How Luxury Hotels And Restaurants In Developing Countries Fight Food Waste
If you've never considered what happens to the remnants of the fully loaded plate of enchiladas, chips and salsa you grab from the buffet at an all-inclusive Mexico resort, you might be in for a shock.
Mexico's Velas Vallarta produces a veritable ton of food waste each day, but rather than dumping it into the trash, the Puerto Vallarta resort delivers roughly 700 pounds of it, each morning, to a hog farmer down the road to use as feed.
Much of what doesn't go to the pigs is composted on site and then used to fertilize the resort's verdant gardens. Ultimately, the combo of food waste, leaves, and grass trimmings are returned to the soil, while diverting waste from Mexico's overloaded landfills. Compost is also shared with staff, for use at their homes.
The U.N. Food and Agriculture Organization estimates that nearly a quarter of food purchases in hotels and restaurants are simply thrown away. While food waste is a hot topic in the U.S., it's a particular challenge in low-income nations where food is sometimes a scarce resource to begin with. Some resorts are doing their part to address it — even when governmental regulations and a general lack of awareness make that difficult.
In Brazil, food-safety regulations prevent restaurants from giving away food, yet 52 million Brazilians are still threatened by food insecurity, according to 2014 research by the Brazilian Institute of Geography and Statistics. Meanwhile, the country produces almost more food waste than any other nation, with 40,000 tons wasted each day, according to research by the Brazilian Company of Agriculture. (That amount of food could feed 19 million people.)
But in the booming city of Rio de Janeiro, a luxury hotel has been turning trash into treasure for more than a decade, long before food waste was at the forefront of anyone's mind.

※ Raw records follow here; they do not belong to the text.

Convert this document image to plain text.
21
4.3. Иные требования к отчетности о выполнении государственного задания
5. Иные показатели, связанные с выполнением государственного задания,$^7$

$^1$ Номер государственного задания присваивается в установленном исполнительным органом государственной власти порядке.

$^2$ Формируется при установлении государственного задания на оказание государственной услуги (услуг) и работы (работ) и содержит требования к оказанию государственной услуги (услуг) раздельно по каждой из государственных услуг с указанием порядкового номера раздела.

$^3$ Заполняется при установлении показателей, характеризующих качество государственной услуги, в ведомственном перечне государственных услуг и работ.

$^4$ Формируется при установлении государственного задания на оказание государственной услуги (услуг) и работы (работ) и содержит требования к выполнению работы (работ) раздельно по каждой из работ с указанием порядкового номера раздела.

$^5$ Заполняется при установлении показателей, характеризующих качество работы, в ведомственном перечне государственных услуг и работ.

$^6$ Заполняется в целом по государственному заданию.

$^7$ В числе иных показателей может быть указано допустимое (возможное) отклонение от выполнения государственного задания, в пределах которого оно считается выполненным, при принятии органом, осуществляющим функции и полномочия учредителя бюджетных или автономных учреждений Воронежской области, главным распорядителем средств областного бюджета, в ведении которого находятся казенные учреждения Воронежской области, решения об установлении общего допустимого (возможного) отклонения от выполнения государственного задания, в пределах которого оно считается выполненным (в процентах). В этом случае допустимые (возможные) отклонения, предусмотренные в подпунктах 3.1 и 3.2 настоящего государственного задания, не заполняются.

The glamorous Belmond Copacabana Palace — you know, the place where you might see Madonna or Mick Jagger hanging off the balcony — was among the country's first hotels to implement a restaurant waste-management system in 2008. Today, Copacabana Palace recycles more than 1,800 gallons of cooking oil and composts nearly all of its food waste, but not before crushing it to reduce its volume by 88 percent.
For many hotels, simple knowledge of the issue has resulted in greater observance from staff and ultimately, less waste.
When Soneva Fushi, a luxury resort in the Maldives, conducted a comprehensive food waste audit in 2016, employees sorted, weighed and recorded waste for a full week, ultimately establishing exactly how much food was wasted per guest down to the gram.
"I think part of the benefit of a detailed audit like this is that it increases everyone's mindfulness about what they are doing with food," says Gordon Jackson, the manager of the resort's "Waste-to-Wealth" initiative. "This has really helped everybody throughout the food and beverage team and the organization as a whole just to think about what they are doing."
Since the audit, the resort has seen a 50 percent reduction in the amount of waste sent to compost.
While it's easier for large hotels and resorts to fund audits and enlist comprehensive waste-management systems, smaller properties have found low-cost ways to reduce their environmental footprint, too.
When Anita Ritter opened her Island Hideout resort in Koh Yao Noi, Thailand, a year and a half ago, she was shocked by how challenging waste management was on her small, sleepy island, but a few innovative ideas have brought the resort's food waste to almost zero.
Ritter composts much of her property's organic waste to use as fertilizer, but she's found uses for compost byproducts too. "Compost juice," sometimes called bokashi, gets a new life as a cleaning fluid used at the resort. "It is a very efficient cleaner for clogged drains, perfect to clean toilets and sinks, and is a very good odor remover," she says. Leftover Kaffir limes, used in the property's homemade limeade, are repurposed in cleaning products.
"It helps give other islanders something to think about," Ritter explains. "As we use and reuse things, it gives us some social engagement status."
In May, I experienced one hotel's efforts firsthand, as I stood on the roof at ITC Maurya, a hotel in Delhi. It was more than 100 degrees outside and flies swarmed above vats of leftover naan and curry from the hotel's five restaurants, including Bukhara, arguably the world's most famous Indian restaurant. Next to the putrid mix stood a stainless steel tank, full of, in a sense, money — all in the form of decaying, rotting food.
That pricy leftover food — the hotel produces more than 1,300 pounds of it per day — was in the process of being converted to biogas, a methane and carbon dioxide mix that's a result of decomposing food. Ultimately, the resulting biogas powers the staff cafeteria. The hotel also collects around 100 pounds of waste from the community each day, using the same process to convert it into fuel.
ITC Maurya's BioUrja plant was a more significant investment than reusing lime peels and bokashi. The plant, which consists of a giant digester, a pressure vessel, scrubbers, and an automation panel, was installed in June 2016 and cost around 45 lakh, or roughly $65,000. Still, the hotel expects the project to break even in about four years.
In the meantime, the digester will chug along, reducing waste one bowl of leftover dal at a time.